Lawyers not getting 50% marks can’t vote: SC

Top court says it wants to improve quality of the bar


Our Correspondent November 24, 2020

The apex court has barred the lawyers who get less than 50% marks in Law Graduate Assessment Test (Law-GAT) from voting at bar councils’ elections.

A three-judge bench, presided over by Justice Umar Ata Bandial, on Monday issued this order while hearing a petition seeking voting rights for new lawyers.

The bench also barred those lawyers from voting who did not sit the exam due to the coronavirus pandemic and noted that new lawyers will get the right to vote on passing Law-GAT with more than 50% marks.

“We have to improve the quality of bars. Lawyers who did not get 50% marks should not get the right to vote,” noted Justice Bandial.

The lawyers’ counsel argued that there is no compilation of the questions that appear in Law-GAT. The test also contains questions from topics not included in the syllabus, he said.

Justice Bandial said that the lawyers who did not get the required marks in the Law-GAT can practice but new lawyers will get the right to vote only after passing the test by getting over 50% marks.

The court also then directed the Pakistan Bar Council (PBC) to consider preparing a set of questions for the Law-GAT. The bench later adjourned hearing of the case for an indefinite period.
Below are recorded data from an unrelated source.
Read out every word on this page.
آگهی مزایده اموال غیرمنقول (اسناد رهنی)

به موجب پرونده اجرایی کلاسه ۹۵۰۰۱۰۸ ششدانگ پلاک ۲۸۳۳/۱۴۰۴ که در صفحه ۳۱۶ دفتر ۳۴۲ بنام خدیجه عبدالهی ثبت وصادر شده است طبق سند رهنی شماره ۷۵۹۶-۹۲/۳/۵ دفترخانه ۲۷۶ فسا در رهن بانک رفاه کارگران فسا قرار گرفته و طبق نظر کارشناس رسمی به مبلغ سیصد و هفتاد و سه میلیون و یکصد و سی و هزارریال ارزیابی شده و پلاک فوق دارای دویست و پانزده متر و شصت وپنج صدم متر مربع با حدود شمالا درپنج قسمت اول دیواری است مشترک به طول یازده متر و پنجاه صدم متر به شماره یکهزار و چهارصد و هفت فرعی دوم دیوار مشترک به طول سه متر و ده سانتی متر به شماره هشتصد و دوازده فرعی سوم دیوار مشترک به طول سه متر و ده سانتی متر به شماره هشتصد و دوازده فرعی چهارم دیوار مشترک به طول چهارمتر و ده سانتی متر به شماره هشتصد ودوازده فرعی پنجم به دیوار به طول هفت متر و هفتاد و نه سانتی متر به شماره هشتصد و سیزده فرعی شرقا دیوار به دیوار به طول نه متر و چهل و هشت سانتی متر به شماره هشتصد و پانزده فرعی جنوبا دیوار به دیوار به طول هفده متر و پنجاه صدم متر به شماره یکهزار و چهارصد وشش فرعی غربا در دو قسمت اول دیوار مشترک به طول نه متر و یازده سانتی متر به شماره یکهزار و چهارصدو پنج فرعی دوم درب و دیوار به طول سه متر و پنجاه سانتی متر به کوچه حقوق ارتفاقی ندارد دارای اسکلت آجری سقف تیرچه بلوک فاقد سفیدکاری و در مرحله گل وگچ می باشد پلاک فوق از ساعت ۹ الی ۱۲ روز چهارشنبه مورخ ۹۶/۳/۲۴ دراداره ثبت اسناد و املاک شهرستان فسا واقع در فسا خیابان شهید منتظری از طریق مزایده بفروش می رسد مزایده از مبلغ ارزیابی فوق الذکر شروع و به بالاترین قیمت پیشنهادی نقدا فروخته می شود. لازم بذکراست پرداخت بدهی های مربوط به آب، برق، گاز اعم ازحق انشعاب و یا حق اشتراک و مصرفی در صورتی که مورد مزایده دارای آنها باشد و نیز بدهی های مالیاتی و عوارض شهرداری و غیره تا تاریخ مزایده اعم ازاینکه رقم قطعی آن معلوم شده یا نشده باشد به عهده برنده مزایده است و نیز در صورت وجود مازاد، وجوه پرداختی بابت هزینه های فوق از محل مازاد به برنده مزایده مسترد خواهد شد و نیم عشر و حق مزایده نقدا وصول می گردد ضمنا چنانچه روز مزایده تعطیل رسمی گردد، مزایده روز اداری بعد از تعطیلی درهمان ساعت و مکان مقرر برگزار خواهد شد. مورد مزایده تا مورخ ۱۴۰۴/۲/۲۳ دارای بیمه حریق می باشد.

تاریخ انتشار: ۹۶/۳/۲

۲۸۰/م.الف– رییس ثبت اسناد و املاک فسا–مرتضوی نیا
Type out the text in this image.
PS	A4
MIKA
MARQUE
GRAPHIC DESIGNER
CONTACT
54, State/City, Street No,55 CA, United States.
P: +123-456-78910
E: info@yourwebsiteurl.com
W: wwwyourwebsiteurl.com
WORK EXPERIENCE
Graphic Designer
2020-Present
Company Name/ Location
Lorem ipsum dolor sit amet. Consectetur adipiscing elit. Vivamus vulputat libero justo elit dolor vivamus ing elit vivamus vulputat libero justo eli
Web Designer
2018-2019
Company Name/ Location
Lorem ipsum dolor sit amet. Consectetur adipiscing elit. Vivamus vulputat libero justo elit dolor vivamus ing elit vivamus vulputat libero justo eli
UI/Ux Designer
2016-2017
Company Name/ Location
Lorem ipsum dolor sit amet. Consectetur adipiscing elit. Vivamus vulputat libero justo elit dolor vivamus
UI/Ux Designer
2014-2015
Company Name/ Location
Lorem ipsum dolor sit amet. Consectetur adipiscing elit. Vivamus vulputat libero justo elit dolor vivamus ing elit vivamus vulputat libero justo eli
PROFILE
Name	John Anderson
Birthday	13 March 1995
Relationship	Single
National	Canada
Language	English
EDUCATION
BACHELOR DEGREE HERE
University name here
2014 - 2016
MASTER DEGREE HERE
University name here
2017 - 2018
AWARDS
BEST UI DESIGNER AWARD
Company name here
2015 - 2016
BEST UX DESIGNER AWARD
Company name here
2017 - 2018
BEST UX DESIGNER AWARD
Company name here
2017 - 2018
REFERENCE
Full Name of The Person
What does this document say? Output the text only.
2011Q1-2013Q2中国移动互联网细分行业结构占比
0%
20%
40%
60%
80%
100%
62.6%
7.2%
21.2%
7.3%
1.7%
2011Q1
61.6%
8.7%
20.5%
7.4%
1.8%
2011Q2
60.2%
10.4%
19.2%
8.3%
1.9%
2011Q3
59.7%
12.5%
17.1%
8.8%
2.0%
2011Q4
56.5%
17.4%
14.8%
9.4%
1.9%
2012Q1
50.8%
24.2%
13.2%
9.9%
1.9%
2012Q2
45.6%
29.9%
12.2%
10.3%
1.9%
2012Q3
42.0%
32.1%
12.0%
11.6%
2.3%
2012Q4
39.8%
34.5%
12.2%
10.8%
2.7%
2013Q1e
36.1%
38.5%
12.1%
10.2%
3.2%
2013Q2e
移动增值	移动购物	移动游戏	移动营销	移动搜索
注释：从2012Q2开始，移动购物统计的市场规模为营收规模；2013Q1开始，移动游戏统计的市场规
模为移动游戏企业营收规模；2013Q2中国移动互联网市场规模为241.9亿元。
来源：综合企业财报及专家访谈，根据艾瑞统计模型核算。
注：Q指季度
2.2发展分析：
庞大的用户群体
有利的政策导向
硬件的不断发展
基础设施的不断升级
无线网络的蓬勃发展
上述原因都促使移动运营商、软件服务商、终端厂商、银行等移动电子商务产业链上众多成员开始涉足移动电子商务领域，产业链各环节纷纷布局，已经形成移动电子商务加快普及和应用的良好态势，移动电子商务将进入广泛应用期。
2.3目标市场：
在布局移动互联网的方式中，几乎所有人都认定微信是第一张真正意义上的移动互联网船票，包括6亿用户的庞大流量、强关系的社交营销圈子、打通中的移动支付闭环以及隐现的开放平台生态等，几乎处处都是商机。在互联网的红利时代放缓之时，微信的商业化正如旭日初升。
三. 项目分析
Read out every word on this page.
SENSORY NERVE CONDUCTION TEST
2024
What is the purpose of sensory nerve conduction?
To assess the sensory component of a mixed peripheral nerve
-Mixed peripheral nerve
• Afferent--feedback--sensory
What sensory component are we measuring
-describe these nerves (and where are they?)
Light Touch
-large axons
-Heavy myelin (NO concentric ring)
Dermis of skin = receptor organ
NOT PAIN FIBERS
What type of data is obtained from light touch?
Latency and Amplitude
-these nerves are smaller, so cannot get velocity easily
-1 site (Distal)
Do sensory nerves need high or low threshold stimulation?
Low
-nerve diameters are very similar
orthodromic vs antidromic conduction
The Supreme Court vide its order dated March 6, 2018 directed the PBC to restore the Law-GAT through the Higher Education Commission (HEC).

The purported objective of the assessment test was to ensure proper scrutiny and evaluation of new law graduates desirous to join the legal profession so that competent individuals possessing necessary basic knowledge of law might enter the legal profession.

According to the order, a law graduate can now become eligible to apply to a bar council for enrolment as an advocate only if he qualifies the assessment test conducted by the HEC.

The PBC had authorized the HEC to conduct the test in view of the Supreme Court order read with Section 26(cc) of the Legal Practitioners and Bar Councils Act, 1973 and the PBC rules.

The PBC – the highest elected body of lawyers in Pakistan – was established by parliament in 1973 under the Legal Practitioners and Bar Councils Act, 1973. It has twenty-two members elected from across the country representing each province.

The HEC is an statutory regulator whose main functions are funding, overseeing, regulating and accrediting the higher education institutions in the country.